When to Use Each Kind
It should be evident that decodable books and leveled books are not interchangeable; they each serve a valuable purpose in the teaching of reading. There is one major difference between the two types of books, however. Decodable books have a singular focus on one particular phonics pattern while leveled books combine specific phonetic patterns, sentence fluency, and vocabulary in a particular text. These components are measured to determine the level of difficulty of reading, which results in the determination of the text level.
They also serve two different roles in the classroom. Students can read decodable books on their own to practice a specific phonics pattern or word family they have previously been taught through direct instruction. Leveled books are most often used at the guided reading table where a teacher facilitates reading instruction on students’ instructional level.
Teachers are constantly making observations and taking anecdotal notes of each student during guided reading time to ensure the child is appropriately matched the correct leveled book to increase reading engagement and success. Once a child has at least a 95% accuracy rate on a leveled text, the teacher can assess to determine if the child should turn that instructional leveled book into an independent reading book and move the text up one level for guided reading instruction.
Classrooms often use individual book boxes for students to house their leveled reading books for independent reading time. The teachers store the leveled books for each reading group they see at the guided reading table. These are constantly changed as reading groups and reading levels are very fluid, especially in the primary classroom. Many times, the classroom library also has a collection of children’s books in bins labeled by a reading level number or letter.
A primary classroom, usually between kindergarten and second grade, should balance the use of decodable books and leveled books. The implementation of the decodable books should match the word study or phonics instruction, which could be taught whole group, while the leveled books match the individual reading plan of the students. Students can use decodable books to increase their fluency or automaticity of reading on their own or with a partner. They can also use this style of text to go on a “word hunt” where they circle or highlight the targeted phonics pattern on each page.
To extend the phonics practice, students can make a list of every word that follows the same sound-letter relationship or word family. In the primary classroom, the leveled book may also use the same phonics patterns in words throughout the text, which should now be easier for children to decode. While a decodable book is often used for a week of practice in the classroom, the instructional leveled books in guided reading are usually switched every two to three days. The level usually remains the same for three to four weeks in the primary classroom.

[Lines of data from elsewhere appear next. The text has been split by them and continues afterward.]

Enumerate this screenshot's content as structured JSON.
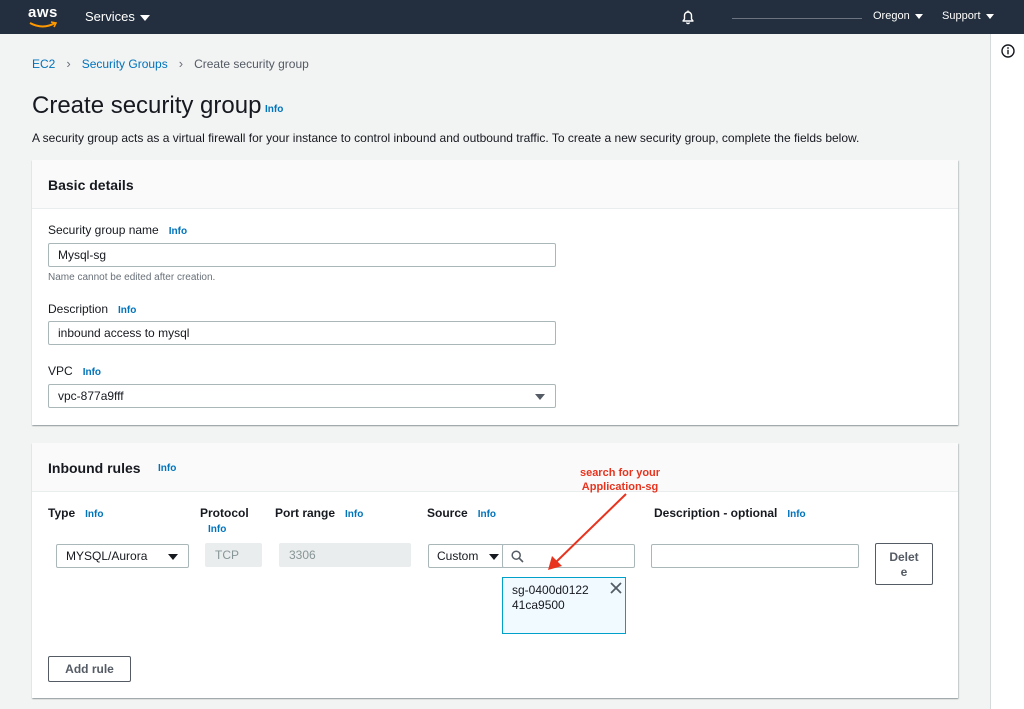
{
  "nav": {
    "logo_text": "aws",
    "services_label": "Services",
    "region_label": "Oregon",
    "support_label": "Support"
  },
  "breadcrumb": {
    "items": [
      "EC2",
      "Security Groups"
    ],
    "current": "Create security group"
  },
  "page": {
    "title": "Create security group",
    "info_label": "Info",
    "description": "A security group acts as a virtual firewall for your instance to control inbound and outbound traffic. To create a new security group, complete the fields below."
  },
  "basic_details": {
    "title": "Basic details",
    "name_label": "Security group name",
    "name_value": "Mysql-sg",
    "name_constraint": "Name cannot be edited after creation.",
    "description_label": "Description",
    "description_value": "inbound access to mysql",
    "vpc_label": "VPC",
    "vpc_value": "vpc-877a9fff"
  },
  "inbound": {
    "title": "Inbound rules",
    "columns": {
      "type": "Type",
      "protocol": "Protocol",
      "port_range": "Port range",
      "source": "Source",
      "description": "Description - optional"
    },
    "rule": {
      "type": "MYSQL/Aurora",
      "protocol": "TCP",
      "port_range": "3306",
      "source_type": "Custom",
      "source_token": "sg-0400d012241ca9500"
    },
    "delete_label": "Delete",
    "add_rule_label": "Add rule"
  },
  "annotation": {
    "text": "search for your Application-sg",
    "color": "#e8331e"
  },
  "colors": {
    "nav_bg": "#232f3e",
    "link": "#0073bb",
    "page_bg": "#f2f3f3"
  }
}
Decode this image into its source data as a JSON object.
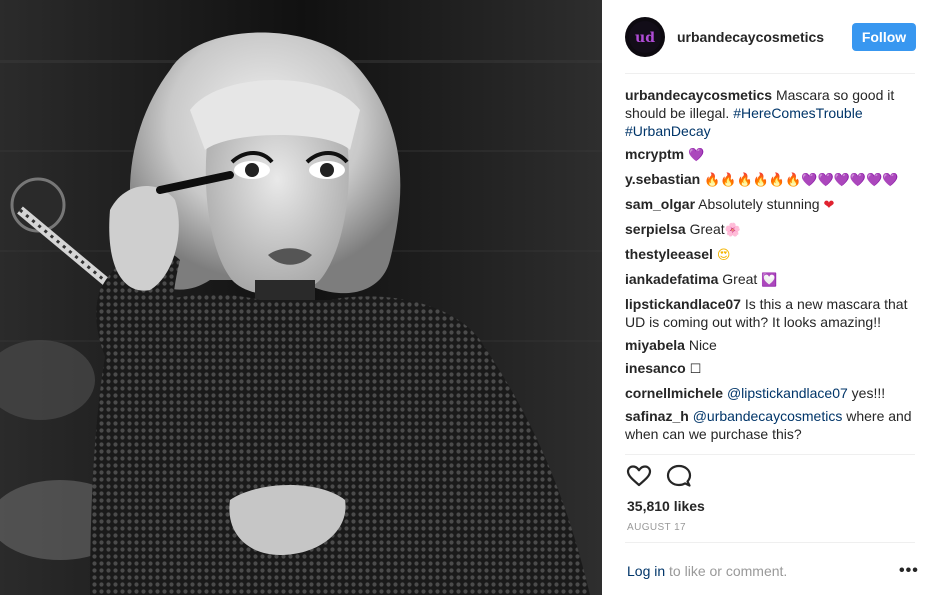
{
  "header": {
    "username": "urbandecaycosmetics",
    "follow_label": "Follow"
  },
  "caption": {
    "username": "urbandecaycosmetics",
    "text": "Mascara so good it should be illegal.",
    "hashtag1": "#HereComesTrouble",
    "hashtag2": "#UrbanDecay"
  },
  "comments": [
    {
      "user": "mcryptm",
      "text": ""
    },
    {
      "user": "y.sebastian",
      "text": ""
    },
    {
      "user": "sam_olgar",
      "text": "Absolutely stunning"
    },
    {
      "user": "serpielsa",
      "text": "Great"
    },
    {
      "user": "thestyleeasel",
      "text": ""
    },
    {
      "user": "iankadefatima",
      "text": "Great"
    },
    {
      "user": "lipstickandlace07",
      "text": "Is this a new mascara that UD is coming out with? It looks amazing!!"
    },
    {
      "user": "miyabela",
      "text": "Nice"
    },
    {
      "user": "inesanco",
      "text": ""
    },
    {
      "user": "cornellmichele",
      "mention": "@lipstickandlace07",
      "text": "yes!!!"
    },
    {
      "user": "safinaz_h",
      "mention": "@urbandecaycosmetics",
      "text": "where and when can we purchase this?"
    }
  ],
  "emoji": {
    "heart_purple": "💜",
    "flame": "🔥",
    "heart_red": "❤",
    "blossom": "🌸",
    "heart_eyes": "😍",
    "heart_gift": "💟",
    "box": "☐"
  },
  "stats": {
    "likes": "35,810 likes",
    "date": "AUGUST 17"
  },
  "footer": {
    "login_link": "Log in",
    "login_rest": "to like or comment.",
    "more": "•••"
  },
  "icons": {
    "like": "heart-outline-icon",
    "comment": "speech-bubble-icon",
    "more": "ellipsis-icon"
  },
  "colors": {
    "accent": "#3897f0",
    "link": "#003569",
    "muted": "#999999",
    "text": "#262626"
  }
}
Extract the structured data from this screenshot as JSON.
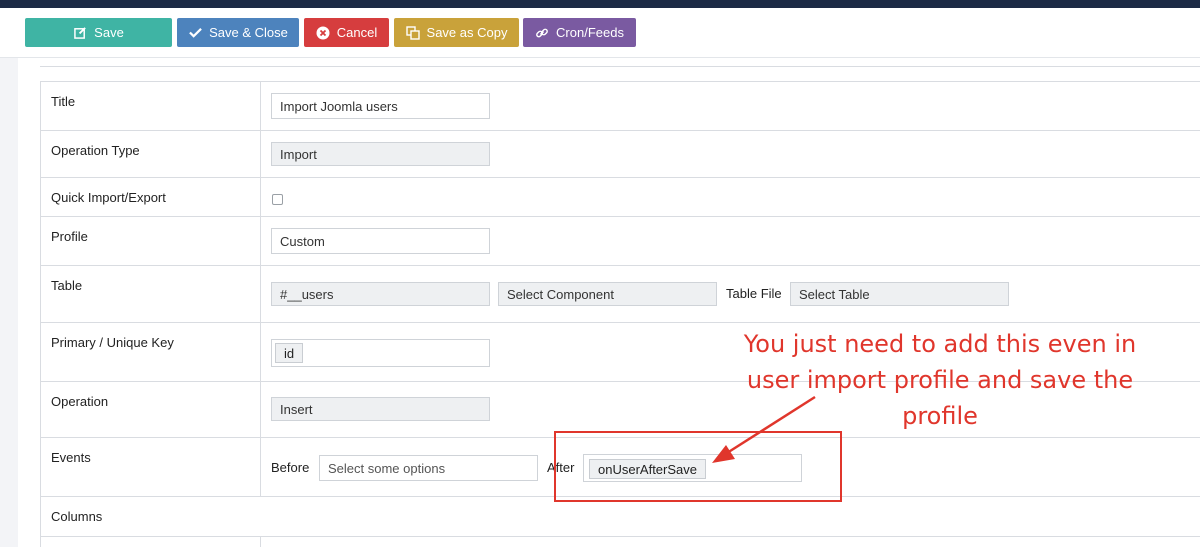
{
  "toolbar": {
    "save": "Save",
    "save_close": "Save & Close",
    "cancel": "Cancel",
    "save_copy": "Save as Copy",
    "cron": "Cron/Feeds"
  },
  "form": {
    "title": {
      "label": "Title",
      "value": "Import Joomla users"
    },
    "operation_type": {
      "label": "Operation Type",
      "value": "Import"
    },
    "quick": {
      "label": "Quick Import/Export",
      "checked": false
    },
    "profile": {
      "label": "Profile",
      "value": "Custom"
    },
    "table": {
      "label": "Table",
      "value": "#__users",
      "component_placeholder": "Select Component",
      "table_file_label": "Table File",
      "table_placeholder": "Select Table"
    },
    "primary_key": {
      "label": "Primary / Unique Key",
      "value": "id"
    },
    "operation": {
      "label": "Operation",
      "value": "Insert"
    },
    "events": {
      "label": "Events",
      "before_label": "Before",
      "before_placeholder": "Select some options",
      "after_label": "After",
      "after_value": "onUserAfterSave"
    },
    "columns": {
      "label": "Columns"
    }
  },
  "annotation": {
    "lines": [
      "You just need to add this even in",
      "user import profile and save the",
      "profile"
    ],
    "color": "#e0362c"
  },
  "colors": {
    "save": "#3fb4a4",
    "save_close": "#4d83bd",
    "cancel": "#d63d3e",
    "save_copy": "#c9a23a",
    "cron": "#7a5aa1"
  }
}
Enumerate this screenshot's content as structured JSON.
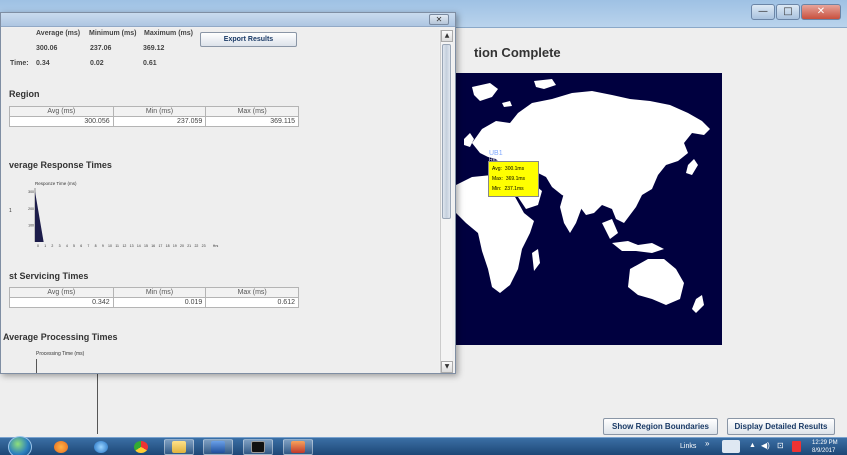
{
  "main_window": {
    "title_buttons": [
      "—",
      "□",
      "✕"
    ],
    "simulation_title": "tion Complete",
    "show_region_button": "Show Region Boundaries",
    "display_detailed_button": "Display Detailed Results"
  },
  "map": {
    "ub_label": "UB1",
    "resp_label": "Resp. time",
    "tooltip": [
      {
        "label": "Avg:",
        "value": "300.1ms"
      },
      {
        "label": "Max:",
        "value": "369.1ms"
      },
      {
        "label": "Min:",
        "value": "237.1ms"
      }
    ],
    "ocean_color": "#00003f",
    "land_color": "#ffffff",
    "tooltip_color": "#ffff00"
  },
  "dialog": {
    "title": "",
    "export_button": "Export Results",
    "summary": {
      "headers": [
        "Average (ms)",
        "Minimum (ms)",
        "Maximum (ms)"
      ],
      "row1": [
        "300.06",
        "237.06",
        "369.12"
      ],
      "row2_label": "Time:",
      "row2": [
        "0.34",
        "0.02",
        "0.61"
      ]
    },
    "region_title": "Region",
    "region_table": {
      "headers": [
        "Avg (ms)",
        "Min (ms)",
        "Max (ms)"
      ],
      "row": [
        "300.056",
        "237.059",
        "369.115"
      ]
    },
    "avg_response_title": "verage Response Times",
    "dc_title": "st Servicing Times",
    "dc_table": {
      "headers": [
        "Avg (ms)",
        "Min (ms)",
        "Max (ms)"
      ],
      "row": [
        "0.342",
        "0.019",
        "0.612"
      ]
    },
    "processing_title": " Average Processing Times",
    "processing_chart_label": "Processing Time (ms)"
  },
  "chart_data": {
    "type": "area",
    "title": "",
    "ylabel": "Responze Time (ms)",
    "xlabel": "Hrs",
    "side_label": "1",
    "x": [
      0,
      1
    ],
    "values": [
      300,
      0
    ],
    "y_ticks": [
      "300",
      "200",
      "100"
    ],
    "x_ticks": [
      "0",
      "1",
      "2",
      "3",
      "4",
      "5",
      "6",
      "7",
      "8",
      "9",
      "10",
      "11",
      "12",
      "13",
      "14",
      "15",
      "16",
      "17",
      "18",
      "19",
      "20",
      "21",
      "22",
      "23"
    ],
    "ylim": [
      0,
      320
    ],
    "fill_color": "#1c1c4a"
  },
  "taskbar": {
    "links_label": "Links",
    "time": "12:29 PM",
    "date": "8/9/2017"
  }
}
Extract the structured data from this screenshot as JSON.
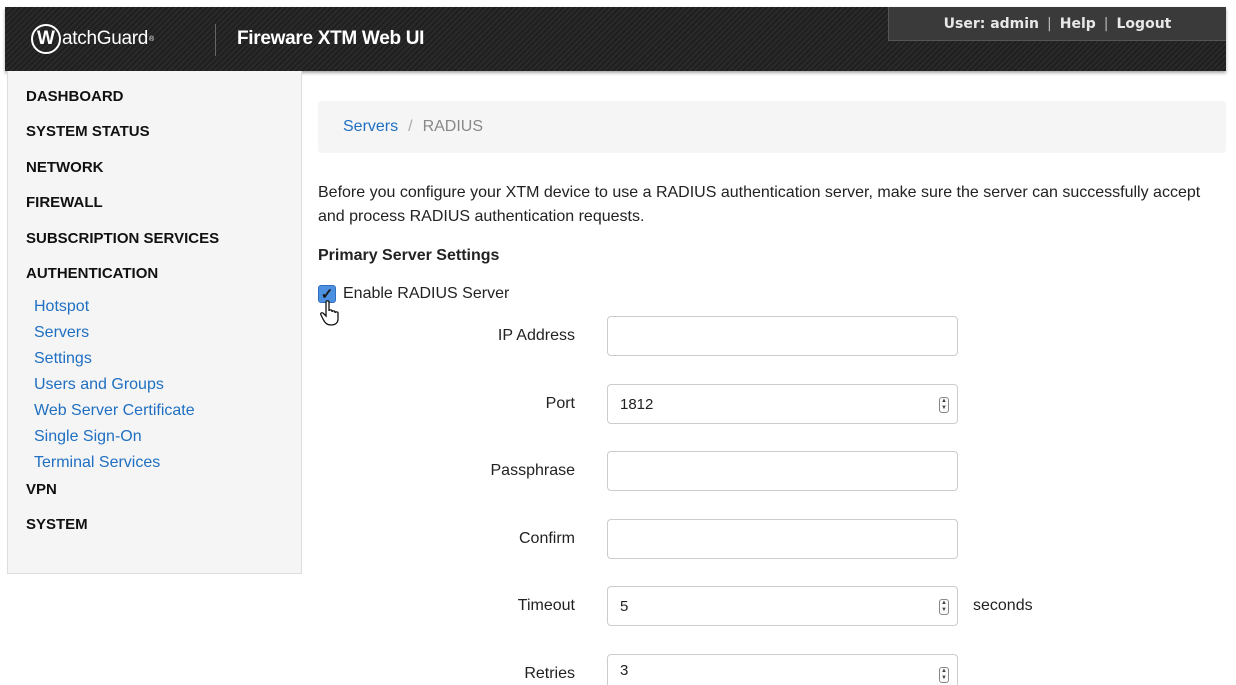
{
  "header": {
    "logo_letter": "W",
    "logo_text": "atchGuard",
    "logo_mark": "®",
    "app_title": "Fireware XTM Web UI",
    "user_label": "User: admin",
    "help_label": "Help",
    "logout_label": "Logout",
    "separator": "|"
  },
  "sidebar": {
    "items": [
      {
        "label": "DASHBOARD"
      },
      {
        "label": "SYSTEM STATUS"
      },
      {
        "label": "NETWORK"
      },
      {
        "label": "FIREWALL"
      },
      {
        "label": "SUBSCRIPTION SERVICES"
      },
      {
        "label": "AUTHENTICATION"
      },
      {
        "label": "VPN"
      },
      {
        "label": "SYSTEM"
      }
    ],
    "auth_subitems": [
      {
        "label": "Hotspot"
      },
      {
        "label": "Servers"
      },
      {
        "label": "Settings"
      },
      {
        "label": "Users and Groups"
      },
      {
        "label": "Web Server Certificate"
      },
      {
        "label": "Single Sign-On"
      },
      {
        "label": "Terminal Services"
      }
    ]
  },
  "breadcrumb": {
    "parent": "Servers",
    "separator": "/",
    "current": "RADIUS"
  },
  "main": {
    "intro": "Before you configure your XTM device to use a RADIUS authentication server, make sure the server can successfully accept and process RADIUS authentication requests.",
    "section_title": "Primary Server Settings",
    "enable_label": "Enable RADIUS Server",
    "enable_checked": true,
    "fields": {
      "ip_address": {
        "label": "IP Address",
        "value": ""
      },
      "port": {
        "label": "Port",
        "value": "1812"
      },
      "passphrase": {
        "label": "Passphrase",
        "value": ""
      },
      "confirm": {
        "label": "Confirm",
        "value": ""
      },
      "timeout": {
        "label": "Timeout",
        "value": "5",
        "suffix": "seconds"
      },
      "retries": {
        "label": "Retries",
        "value": "3"
      }
    }
  },
  "colors": {
    "link": "#1f6fc2",
    "header_bg": "#242424",
    "checkbox": "#4d8fe0"
  }
}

While the use of leveled books continue to be used throughout a child’s elementary school reading career, decodable books are seen much less in third, fourth, and fifth grade classrooms. This is because basic phonics patterns are usually taught prior to third grade. An exception may be for a student identified for special education services or as an English language learner. As the leveled increases in number or letter in upper grades, a child will often stay in a leveled book for a longer period of time focus on comprehension of text rather than word attack skills. The progression of the leveled books informs the teacher the specific phonics patterns or comprehension strategies to implement in guided reading instruction to help a child maintain reading growth.
While these are the common uses of the two texts in classrooms, it is important to remember that reading is developmental. Therefore, we need to remember how effective decodable books can be for a third-grade student struggling on a particular vowel pattern. Secondly, while we could have a second-grade student reading at a kindergarten level, we want to select a leveled book that matches not only their instructional level, but also their engagement or interest level. When teachers use both tools to support differentiated literacy instruction, a love and confidence of reading are present in the classroom.